Mangia! ché poi Catania ti sbrana…

Il permanente galleggiare sulla linea del fallimento si può eleggere a condizione esistenziale di una generazione, a suo stile di vita e d’arte? E quello che cerca di fare Maria, priva di reddito, che vaga di giorno in cerca di un qualsiasi lavoro, o intrattenendo pubblici occasionali, scarni con la sua rivisitazioni di canzoni popolari o frammenti di nudo teatro drammaticamente ironico. Il lavoro, poi, lo trova in un ristorante simil cinese, di proprietà di un’autentica capò italiana, che comanda tutto a suon di lama sguainata di coltellaccio. Cuoca, cameriera, sguattera, strofinaccio e mocio fatto persona per la disumana untuosità di superfici e pavimenti. Tra le panchine di strade, piazze e tavolini all’aperto dei bar di Catania, all’ombra della Muntagna, ossia dell’Etna, si esibisce, viene applaudita, ma poi alla domanda: “Ma allora vi è piaciuto?”, o: “Vi ha fatto ridere?”, la risposta è sempre esclamativamente monosillabica, monocorde: “No!”.

Di sera beve birra in un bar, anzi un baraccio, con proprietario depresso dal costante lamento a filo di rasoio anche lui del fallimento. Ambiente queer, trans, corpi delusi arresi alla dogana dei propri limiti. A casa una madre ansiosa, ansiogena, anaffettiva. Mangia! Mangia! Mangia! E lei s’ingozza, la bocca in primo piano che rigurgita cibo, quasi fosse il cratere del vulcano che erutta lava. Alla sua sindrome bulimica corrisponde quella ludopatica del padre, con Catania pronta a ingoiare l’una e l’altro. Il tutto in stile dada, punk, fumetto dark demenziale.
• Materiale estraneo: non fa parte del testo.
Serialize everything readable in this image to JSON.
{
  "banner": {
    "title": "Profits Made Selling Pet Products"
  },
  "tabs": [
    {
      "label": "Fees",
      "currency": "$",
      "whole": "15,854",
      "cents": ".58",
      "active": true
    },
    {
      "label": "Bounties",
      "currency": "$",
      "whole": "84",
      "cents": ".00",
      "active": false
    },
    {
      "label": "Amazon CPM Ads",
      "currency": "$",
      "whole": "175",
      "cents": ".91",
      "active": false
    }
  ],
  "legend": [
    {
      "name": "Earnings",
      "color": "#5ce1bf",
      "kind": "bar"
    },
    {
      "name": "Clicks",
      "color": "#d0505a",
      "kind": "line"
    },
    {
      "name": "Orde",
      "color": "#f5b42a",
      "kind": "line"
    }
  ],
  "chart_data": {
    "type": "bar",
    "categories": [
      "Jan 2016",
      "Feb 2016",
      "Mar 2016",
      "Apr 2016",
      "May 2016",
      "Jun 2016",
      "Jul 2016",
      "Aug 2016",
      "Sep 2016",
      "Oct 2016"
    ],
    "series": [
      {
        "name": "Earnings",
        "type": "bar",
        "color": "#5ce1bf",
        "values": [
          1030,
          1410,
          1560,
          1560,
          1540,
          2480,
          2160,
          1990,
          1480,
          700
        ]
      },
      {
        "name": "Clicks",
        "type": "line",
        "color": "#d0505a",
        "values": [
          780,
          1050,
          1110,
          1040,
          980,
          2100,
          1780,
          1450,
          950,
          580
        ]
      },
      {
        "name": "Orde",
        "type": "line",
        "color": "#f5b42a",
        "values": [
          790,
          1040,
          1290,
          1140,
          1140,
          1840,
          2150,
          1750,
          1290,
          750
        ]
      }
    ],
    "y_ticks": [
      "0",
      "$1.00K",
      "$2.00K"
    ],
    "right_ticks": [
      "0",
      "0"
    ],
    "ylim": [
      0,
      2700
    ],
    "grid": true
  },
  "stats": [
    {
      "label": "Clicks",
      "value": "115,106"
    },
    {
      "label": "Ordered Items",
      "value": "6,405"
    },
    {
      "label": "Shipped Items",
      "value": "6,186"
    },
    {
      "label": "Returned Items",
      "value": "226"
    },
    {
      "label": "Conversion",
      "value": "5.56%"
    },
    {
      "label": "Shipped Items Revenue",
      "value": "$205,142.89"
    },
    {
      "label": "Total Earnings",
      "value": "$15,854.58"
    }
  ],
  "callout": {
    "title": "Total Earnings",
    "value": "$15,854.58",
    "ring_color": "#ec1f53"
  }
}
Singolarmente, però, e neanche tanto simbolicamente, la vicenda di Maria quale personaggio viene a convergere con quella reale dell’autrice, regista, attrice Anna Piscopo, nelle peripezie affrontate durante la tormentata – a dir poco – realizzazione del film. Galliano Juso, mitico produttore del cinema marginale, vede a Bari il monologo teatrale dall’omonimo titolo di piscopo e la convince a farne un film. Scrivono la sceneggiatura insieme, e appena possono partono con il set cinematografico operativo. A Catania, però, non a Bari, dove la scena è originariamente ambientata. Tra sintonie profonde, ma pur contrasti al calor di lava, il film procede. All’improvviso, però, Juso muore e Anna si ritrova esattamente come Maria, senza soldi, tra le strade, i bar, le trattorie, le paninerie della città etnea, la quale, però, è ora essa che la mangia! Come il baraccio, quale metafora dell’impresa produttiva, infatti, anche il film si trova ora sull’orlo della bocca d’a Muntagna, nella voragine della depressione, sul filo del rasoio del fallimento, proprio come un’intera generazione giovanile che lo ha sopra la testa, vera e propria spada di Damocle tesa sull’orizzonte esistenziale e ambientale del futuro loro e del nostro pianeta. Non a caso questo tema, attraverso l’ironico eppure serio ritornello sul cibo vegetariano, sull’animalismo, sulla pelliccia-straccio indossata da Anna, attraversa il film dall’inizio alla fine.

Davvero Anna Piscopo se voleva trovare un riscatto al fallimento deve intraprendere, parafrasando un celebre testo sulle merci dell’economista Piero Sraffa, una vera e propria produzione d’arte a mezzo arte. La burrasca luttuosa, il vento impetuoso delle scelte drammatiche, le lacrime che l’autrice ha dovuto fronteggiare e dominare, mentre il vascello produttivo beccheggiava alla deriva, diventano esse stesse il suo film, il suo stile, la forma attraverso la quale si stratificano i contenuti e il suo indubbio talento. La messinscena piscopiana del fallimento di un personaggio, di una generazione si tesse del reale, disperato oltrepassamento  di un incombente fallimento, per il quale lei, come Ulisse sugli scogli, si è scorticata la pelle: quella sua e quella del film.

Si dice che questa opera, dopo il riconoscimento al Bari International Film&Tv Festival, stia diventando un piccolo, grande caso, che media, social e pubblico scoprono con sempre maggiore sorpresa e consenso. E questo proprio perché la strutturale costrizione all’imperfezione produttiva che improvvisamente gli si è rovesciata addosso, lo rende autenticamente perfetto. Durata 88 minuti.